Home Emotional Healing Have you ever been struck with bad luck?
Have you ever been struck with bad luck?

There are two choices we need to make when we are struck with bad luck. We can either use it as a catalyst for an extraordinary life, or we can use that as an excuse and not live our lives to the fullest.

If there is one thing I despise most that would be irresponsible self help gurus asking people to blindly accept  every bad thing that happened in their lives. This is a dangerous idea, undiscriminatingly taking aggression and forgiving can actually drive a person into depression. Before we decide to forgive someone, we need to make sure that we learn something from the situation and learn to protect ourselves from similar incidents in the future.

If you are running out of luck, I advice you to try both of the following: change the environment and how you interpret events.

Changing the environment and our behaviors

Most people actually tried to use their unfortunate life events as a catalyst. But not everyone is successful. Why? Because certain inconveniences and environmental limitations exist. However, if we look carefully we can always find ways to overcome these limitations.

Very often, our environments can be changed. To an extend, we can choose not to be around with negative people who drag us down. With a plan, we can gradually let go of self sabotaging behaviors that keep us feeling small. We can make conscious choices to let go of old habits, and replace them with habits that actually propel us forward. If you have a problem of overeating, then replacing chips and ice creams with nuts, green tea and fresh juices in the fridge can help you manage your diet. If you are surrounded by mean spirited people, you may want to minimize your contact with them as you know it is important to be around people who give you support and nurture.

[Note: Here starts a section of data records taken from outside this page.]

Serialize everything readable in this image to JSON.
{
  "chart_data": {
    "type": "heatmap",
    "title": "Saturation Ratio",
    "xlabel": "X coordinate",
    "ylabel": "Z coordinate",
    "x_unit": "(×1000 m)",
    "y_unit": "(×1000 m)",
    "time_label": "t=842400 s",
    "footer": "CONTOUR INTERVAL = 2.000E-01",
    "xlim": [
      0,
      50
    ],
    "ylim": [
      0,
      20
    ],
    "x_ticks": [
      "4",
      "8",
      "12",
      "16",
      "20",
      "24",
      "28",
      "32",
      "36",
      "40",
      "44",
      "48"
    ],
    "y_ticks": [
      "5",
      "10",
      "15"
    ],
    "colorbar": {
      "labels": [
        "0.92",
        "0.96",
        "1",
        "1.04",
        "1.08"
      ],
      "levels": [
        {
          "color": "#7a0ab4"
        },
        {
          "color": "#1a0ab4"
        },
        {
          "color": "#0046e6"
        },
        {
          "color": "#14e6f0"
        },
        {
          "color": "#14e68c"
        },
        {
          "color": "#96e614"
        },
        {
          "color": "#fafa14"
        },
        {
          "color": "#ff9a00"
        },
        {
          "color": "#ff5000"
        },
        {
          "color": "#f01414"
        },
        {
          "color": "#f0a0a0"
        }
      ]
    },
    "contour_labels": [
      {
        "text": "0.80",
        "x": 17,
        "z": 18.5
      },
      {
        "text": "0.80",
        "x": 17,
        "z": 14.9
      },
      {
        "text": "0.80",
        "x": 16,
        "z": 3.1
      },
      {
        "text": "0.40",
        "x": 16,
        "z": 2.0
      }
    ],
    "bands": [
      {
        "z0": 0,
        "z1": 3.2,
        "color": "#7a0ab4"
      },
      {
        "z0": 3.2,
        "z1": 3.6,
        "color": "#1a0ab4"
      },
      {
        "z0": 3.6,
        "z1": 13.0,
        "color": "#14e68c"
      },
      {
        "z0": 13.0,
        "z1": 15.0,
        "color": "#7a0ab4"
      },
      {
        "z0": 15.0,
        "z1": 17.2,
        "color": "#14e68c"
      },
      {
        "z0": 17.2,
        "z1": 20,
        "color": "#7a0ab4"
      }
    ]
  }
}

If lacking assertiveness and letting people walk over you is your problem, you may want to learn how to draw healthy boundaries by taking assertiveness classes or observing how other people do it. If being too assertive and pushy is your problem, you can always experiment being a little nicer and see how people would react to that. When we change how we interact with the world around us, it is almost guranteed that the world will change how it interacts with us too. The balance may not be obvious, but if you are carefully and sensitive enough to notice the differences, you will learn find the optimal way of engaging

The other thing we can change is our effort level, our intensity. Luck is preparation meets opportunity. You may have heard of this, and there is some truth in it. Sometimes we have to create our own luck by working harder and maintaining good relationships with the right people.

Changing our interpretation

Changing our interpretation of events also prevent us from feeling depressed. Sometimes we automatically draw conclusions about situations which are not only premature, sometimes they are downright illogical. For example, if your partner is not as loving and affectionate as before, you may automatically associate this with the new flirty secretary in his office. You start to imagine all the scenarios, in your mind you imagine all these conversations that don't exist. You get upset. When you feel that your love is not reciprocated, you picks fights with him and further alienate him. If you open your mind and do a bit of analysis and observation, you may find that his lack of affection may be the result of an impending layoff in his company - he's simply stressed. By not jumping to conclusion and using facts (instead of emotions) to judge, we can avoid a lot of unnecessary conflict and fights.

Learning not to judge so quickly is not an easy task, but I promise you you will benefit from this change. We have to accept that our interpretation is not always fair nor accurate. Everyone of us can recall a situation or two where we wrongly assumed things about people. In most cases, we only have bits and pieces of information to rely on. We don't always have all the facts necessary to draw a logically sound conclusion. If the decision isn't significant enough, we seldom go out of our way to collect the facts and statistics before passing our judgment. When we quickly judge somebody based on what we learned or heard - often through third parties who may have their own agendas - the accuracy or fairness of the decision is questionable. When we open our heart and don't assume the worst of people, we avoid unnecessary conflicts, dramas and distractions. Instead we can focus solely on what we need to do - to improve our own chances of success and to defy more odds.